The Company has engaged Credit Suisse Securities (USA) LLC to act as Solicitation Agent and D.F. King & Co., Inc. to act as Information and Tabulation Agent for the Solicitation. Questions regarding the Solicitation may be directed to Credit Suisse Securities (USA) LLC at (800) 820-1653 (toll-free) or (212) 538-2147 (collect). Requests for documents relating to the Solicitation may be directed to D.F. King & Co., Inc. at (800) 967-5550 (toll-free), (212) 269-5550 (banks and brokers), (212) 809-8838 (facsimile) and (212) 709-3328 (confirmation).

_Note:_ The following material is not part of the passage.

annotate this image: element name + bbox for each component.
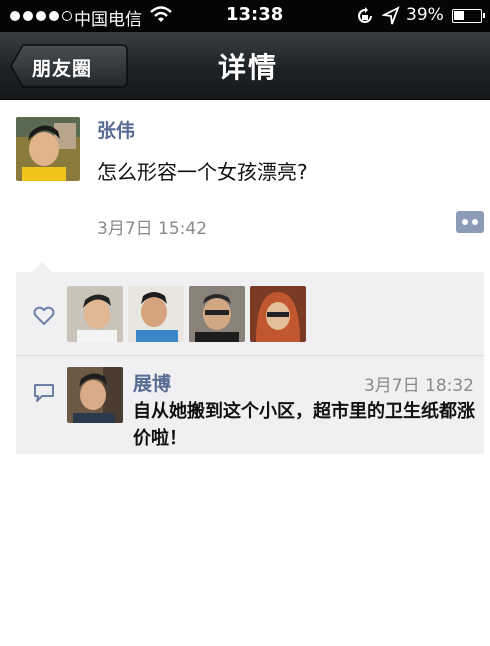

This press release is for informational purposes only and the Solicitation is only being made pursuant to the terms of the Statement and the related Consent Form. The Solicitation is not being made to, and Consents are not being solicited from, Holders of Notes in any jurisdiction in which it is unlawful to make such Solicitation or grant such Consent. None of the Company, the Trustee, the Solicitation Agent or the Information and Tabulation Agent makes any recommendation as to whether or not Holders should deliver Consents. Each Holder must make its own decision as to whether or not to deliver Consents.
This communication does not constitute an offer to sell or the solicitation of an offer to buy any securities.